Type I diabetes mellitus decreases in vivo macrophage-to-feces reverse cholesterol transport despite increased biliary sterol secretion in mice

Type I diabetes mellitus (T1DM) increases atherosclerotic cardiovascular disease; however, the underlying pathophysiology is still incompletely understood. We investigated whether experimental T1DM impacts HDL-mediated reverse cholesterol transport (RCT). C57BL/6J mice with alloxan-induced T1DM had higher plasma cholesterol levels (P <0.05), particularly within HDL, and increased hepatic cholesterol content (P <0.001). T1DM resulted in increased bile flow (2.1-fold; P <0.05) and biliary secretion of bile acids (BA, 10.5-fold; P <0.001), phospholipids (4.5-fold; P <0.001), and cholesterol (5.5-fold; P <0.05). Hepatic cholesterol synthesis was unaltered, whereas BA synthesis was increased in T1DM (P <0.001). Mass fecal BA output was significantly higher in T1DM mice (1.5-fold; P <0.05), fecal neutral sterol excretion did not change due to increased intestinal cholesterol absorption (2.1-fold; P <0.05). Overall in vivo macrophage-to-feces RCT, using [H-3] cholesterol-loaded primary mouse macrophage foam cells, was 20% lower in T1DM (P <0.05), mainly due to reduced tracer excretion within BA (P <0.05).

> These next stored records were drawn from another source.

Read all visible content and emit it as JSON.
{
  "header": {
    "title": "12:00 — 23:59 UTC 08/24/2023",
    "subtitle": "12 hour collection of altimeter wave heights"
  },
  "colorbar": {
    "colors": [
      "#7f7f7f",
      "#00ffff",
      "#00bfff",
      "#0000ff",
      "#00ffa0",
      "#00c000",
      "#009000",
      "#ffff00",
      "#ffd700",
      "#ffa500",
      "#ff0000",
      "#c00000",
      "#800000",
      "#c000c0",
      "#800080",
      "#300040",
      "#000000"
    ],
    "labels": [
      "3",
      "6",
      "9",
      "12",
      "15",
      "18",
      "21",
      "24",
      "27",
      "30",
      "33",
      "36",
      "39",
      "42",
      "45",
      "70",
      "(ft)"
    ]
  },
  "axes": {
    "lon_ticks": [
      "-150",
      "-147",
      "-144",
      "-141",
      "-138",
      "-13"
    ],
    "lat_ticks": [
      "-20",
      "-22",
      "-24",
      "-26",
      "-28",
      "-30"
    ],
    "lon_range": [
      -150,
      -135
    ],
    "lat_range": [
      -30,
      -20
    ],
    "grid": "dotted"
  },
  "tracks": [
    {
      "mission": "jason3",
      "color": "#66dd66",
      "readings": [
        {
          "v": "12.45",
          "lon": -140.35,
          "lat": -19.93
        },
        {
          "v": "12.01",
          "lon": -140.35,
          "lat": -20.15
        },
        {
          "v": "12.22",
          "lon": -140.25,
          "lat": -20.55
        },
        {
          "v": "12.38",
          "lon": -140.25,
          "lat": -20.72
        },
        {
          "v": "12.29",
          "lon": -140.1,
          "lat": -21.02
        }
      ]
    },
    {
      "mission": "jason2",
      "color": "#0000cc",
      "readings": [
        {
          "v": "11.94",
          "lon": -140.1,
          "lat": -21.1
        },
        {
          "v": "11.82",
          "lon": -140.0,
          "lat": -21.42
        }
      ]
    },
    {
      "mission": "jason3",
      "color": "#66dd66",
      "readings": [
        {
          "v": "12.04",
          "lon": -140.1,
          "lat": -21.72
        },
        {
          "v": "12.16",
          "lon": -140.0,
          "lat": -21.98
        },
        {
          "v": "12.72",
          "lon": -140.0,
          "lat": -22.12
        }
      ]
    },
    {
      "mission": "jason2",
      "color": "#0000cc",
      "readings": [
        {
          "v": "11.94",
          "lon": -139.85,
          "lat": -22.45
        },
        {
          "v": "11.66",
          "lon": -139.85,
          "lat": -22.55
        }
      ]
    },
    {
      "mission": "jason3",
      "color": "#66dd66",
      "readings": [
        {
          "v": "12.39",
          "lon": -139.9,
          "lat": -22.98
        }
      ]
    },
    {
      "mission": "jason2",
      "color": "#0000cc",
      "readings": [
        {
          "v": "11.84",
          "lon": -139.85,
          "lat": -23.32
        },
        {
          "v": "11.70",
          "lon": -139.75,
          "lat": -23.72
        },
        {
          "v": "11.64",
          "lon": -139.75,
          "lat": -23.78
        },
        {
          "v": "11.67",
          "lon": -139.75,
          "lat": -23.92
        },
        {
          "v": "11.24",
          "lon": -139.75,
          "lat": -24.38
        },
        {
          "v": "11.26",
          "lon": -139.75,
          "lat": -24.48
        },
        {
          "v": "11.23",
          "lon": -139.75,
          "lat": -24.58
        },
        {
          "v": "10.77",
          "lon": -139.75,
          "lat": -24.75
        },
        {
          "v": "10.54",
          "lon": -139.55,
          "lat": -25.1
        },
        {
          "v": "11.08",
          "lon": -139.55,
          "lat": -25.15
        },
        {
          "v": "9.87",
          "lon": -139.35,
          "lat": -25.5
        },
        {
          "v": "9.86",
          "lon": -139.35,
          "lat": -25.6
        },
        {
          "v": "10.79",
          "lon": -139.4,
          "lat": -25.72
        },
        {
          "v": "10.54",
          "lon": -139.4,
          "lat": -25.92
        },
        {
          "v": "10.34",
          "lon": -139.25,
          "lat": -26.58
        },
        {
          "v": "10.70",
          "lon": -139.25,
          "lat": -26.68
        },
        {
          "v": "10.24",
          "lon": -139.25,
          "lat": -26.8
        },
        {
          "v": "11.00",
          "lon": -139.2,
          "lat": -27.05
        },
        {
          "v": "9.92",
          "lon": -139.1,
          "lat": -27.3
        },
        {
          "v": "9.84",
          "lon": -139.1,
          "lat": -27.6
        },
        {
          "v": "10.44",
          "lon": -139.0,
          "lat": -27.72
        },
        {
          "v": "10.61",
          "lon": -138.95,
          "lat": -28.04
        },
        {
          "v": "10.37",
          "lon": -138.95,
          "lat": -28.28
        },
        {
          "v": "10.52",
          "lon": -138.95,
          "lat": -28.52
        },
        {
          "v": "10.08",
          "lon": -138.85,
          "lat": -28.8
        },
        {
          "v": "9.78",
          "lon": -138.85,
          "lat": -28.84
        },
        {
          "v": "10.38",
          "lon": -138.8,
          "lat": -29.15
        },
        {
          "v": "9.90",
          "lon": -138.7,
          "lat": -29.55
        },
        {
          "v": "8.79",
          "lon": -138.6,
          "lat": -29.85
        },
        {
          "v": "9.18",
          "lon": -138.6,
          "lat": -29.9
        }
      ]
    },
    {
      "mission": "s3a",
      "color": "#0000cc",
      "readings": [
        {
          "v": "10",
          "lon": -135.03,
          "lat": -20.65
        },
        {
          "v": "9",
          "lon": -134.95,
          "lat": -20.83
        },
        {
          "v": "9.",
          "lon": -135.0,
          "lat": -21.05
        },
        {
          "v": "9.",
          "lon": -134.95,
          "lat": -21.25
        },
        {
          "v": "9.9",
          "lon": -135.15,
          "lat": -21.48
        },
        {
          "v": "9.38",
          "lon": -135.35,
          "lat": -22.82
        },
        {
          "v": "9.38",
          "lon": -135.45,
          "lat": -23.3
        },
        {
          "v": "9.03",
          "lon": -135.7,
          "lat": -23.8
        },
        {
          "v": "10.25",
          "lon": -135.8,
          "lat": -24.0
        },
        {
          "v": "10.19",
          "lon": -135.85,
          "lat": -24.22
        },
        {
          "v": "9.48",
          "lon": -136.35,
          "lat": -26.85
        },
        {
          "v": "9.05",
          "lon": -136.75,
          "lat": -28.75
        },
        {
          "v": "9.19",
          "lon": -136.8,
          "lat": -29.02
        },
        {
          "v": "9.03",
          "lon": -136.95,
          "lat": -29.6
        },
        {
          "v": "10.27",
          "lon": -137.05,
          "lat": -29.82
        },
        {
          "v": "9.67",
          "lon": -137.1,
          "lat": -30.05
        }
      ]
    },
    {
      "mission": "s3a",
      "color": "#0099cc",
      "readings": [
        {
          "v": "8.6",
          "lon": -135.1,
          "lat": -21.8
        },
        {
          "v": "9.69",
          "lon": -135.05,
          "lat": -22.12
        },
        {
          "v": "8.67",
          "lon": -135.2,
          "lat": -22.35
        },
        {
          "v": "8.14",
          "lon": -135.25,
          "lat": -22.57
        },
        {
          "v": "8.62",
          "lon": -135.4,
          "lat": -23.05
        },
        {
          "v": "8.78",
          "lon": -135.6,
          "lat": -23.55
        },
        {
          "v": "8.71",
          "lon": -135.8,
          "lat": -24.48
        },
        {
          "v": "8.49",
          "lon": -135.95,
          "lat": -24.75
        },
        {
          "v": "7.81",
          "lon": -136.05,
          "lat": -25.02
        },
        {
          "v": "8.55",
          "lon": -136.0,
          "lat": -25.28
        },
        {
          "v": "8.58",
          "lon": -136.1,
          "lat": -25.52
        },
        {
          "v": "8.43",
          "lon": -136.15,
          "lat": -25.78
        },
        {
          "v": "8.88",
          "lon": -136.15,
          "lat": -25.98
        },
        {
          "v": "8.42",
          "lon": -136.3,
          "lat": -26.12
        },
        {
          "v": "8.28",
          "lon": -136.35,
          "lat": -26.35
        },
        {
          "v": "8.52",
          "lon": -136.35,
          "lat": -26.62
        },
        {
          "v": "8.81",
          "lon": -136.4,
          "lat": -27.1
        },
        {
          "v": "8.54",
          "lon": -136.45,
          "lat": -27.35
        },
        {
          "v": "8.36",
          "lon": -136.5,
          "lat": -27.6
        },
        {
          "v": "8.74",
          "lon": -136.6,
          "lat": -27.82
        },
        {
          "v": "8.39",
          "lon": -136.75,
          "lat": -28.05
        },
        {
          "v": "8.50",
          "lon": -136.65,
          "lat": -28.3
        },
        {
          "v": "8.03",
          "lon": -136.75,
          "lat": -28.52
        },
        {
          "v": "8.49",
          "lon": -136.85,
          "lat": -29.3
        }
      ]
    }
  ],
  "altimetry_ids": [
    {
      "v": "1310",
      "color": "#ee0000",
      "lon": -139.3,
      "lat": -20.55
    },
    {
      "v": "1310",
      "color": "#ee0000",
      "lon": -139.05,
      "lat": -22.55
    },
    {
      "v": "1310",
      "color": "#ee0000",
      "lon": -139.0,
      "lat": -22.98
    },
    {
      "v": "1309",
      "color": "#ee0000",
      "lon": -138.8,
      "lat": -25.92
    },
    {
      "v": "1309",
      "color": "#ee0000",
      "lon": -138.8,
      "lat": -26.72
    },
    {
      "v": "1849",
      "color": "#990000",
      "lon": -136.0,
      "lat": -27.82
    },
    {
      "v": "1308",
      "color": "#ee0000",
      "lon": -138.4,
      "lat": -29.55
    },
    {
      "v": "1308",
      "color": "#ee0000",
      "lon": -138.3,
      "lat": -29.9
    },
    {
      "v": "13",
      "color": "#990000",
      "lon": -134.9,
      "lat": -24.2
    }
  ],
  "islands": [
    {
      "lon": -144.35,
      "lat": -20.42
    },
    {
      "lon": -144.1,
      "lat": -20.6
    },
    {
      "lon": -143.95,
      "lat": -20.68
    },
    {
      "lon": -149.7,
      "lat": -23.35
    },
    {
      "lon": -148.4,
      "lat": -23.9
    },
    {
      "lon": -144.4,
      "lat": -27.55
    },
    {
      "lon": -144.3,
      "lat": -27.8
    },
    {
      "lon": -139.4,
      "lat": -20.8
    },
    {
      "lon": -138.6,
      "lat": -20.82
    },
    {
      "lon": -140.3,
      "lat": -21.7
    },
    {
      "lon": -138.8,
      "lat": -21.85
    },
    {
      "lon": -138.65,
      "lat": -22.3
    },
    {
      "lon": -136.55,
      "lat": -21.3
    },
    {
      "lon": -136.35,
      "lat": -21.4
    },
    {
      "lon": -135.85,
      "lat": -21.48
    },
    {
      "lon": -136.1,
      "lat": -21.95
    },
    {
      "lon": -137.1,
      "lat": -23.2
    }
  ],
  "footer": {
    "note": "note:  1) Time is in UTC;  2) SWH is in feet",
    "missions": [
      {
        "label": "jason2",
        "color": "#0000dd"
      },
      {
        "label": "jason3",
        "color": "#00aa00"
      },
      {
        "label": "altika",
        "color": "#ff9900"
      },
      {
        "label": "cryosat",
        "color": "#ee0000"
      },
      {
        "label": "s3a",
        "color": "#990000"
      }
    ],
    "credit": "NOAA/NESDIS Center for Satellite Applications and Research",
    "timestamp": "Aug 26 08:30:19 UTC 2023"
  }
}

In vitro experiments revealed unchanged cholesterol efflux toward T1DM HDL, whereas scavenger receptor class BI-mediated selective uptake from T1DM HDL was lower in vitro and in vivo (HDL kinetic experiments) (P <0.05), conceivably due to increased glycation of HDL-associated proteins (+65%, P <0.01). In summary, despite higher mass biliary sterol secretion T1DM impairs macrophage-to-feces RCT, mainly by decreasing hepatic selective uptake, a mechanism conceivably contributing to increased cardiovascular disease in T1DM.-Freark de Boer, J., W. Annema, M. Schreurs, J. N. van der Veen, M. van der Giet, N. Nijstad, F. Kuipers, and U. J. F. Tietge. Type I diabetes mellitus decreases in vivo macrophage-to-feces reverse cholesterol transport despite increased biliary sterol secretion in mice. J. Lipid Res. 2012. 53: 348-357.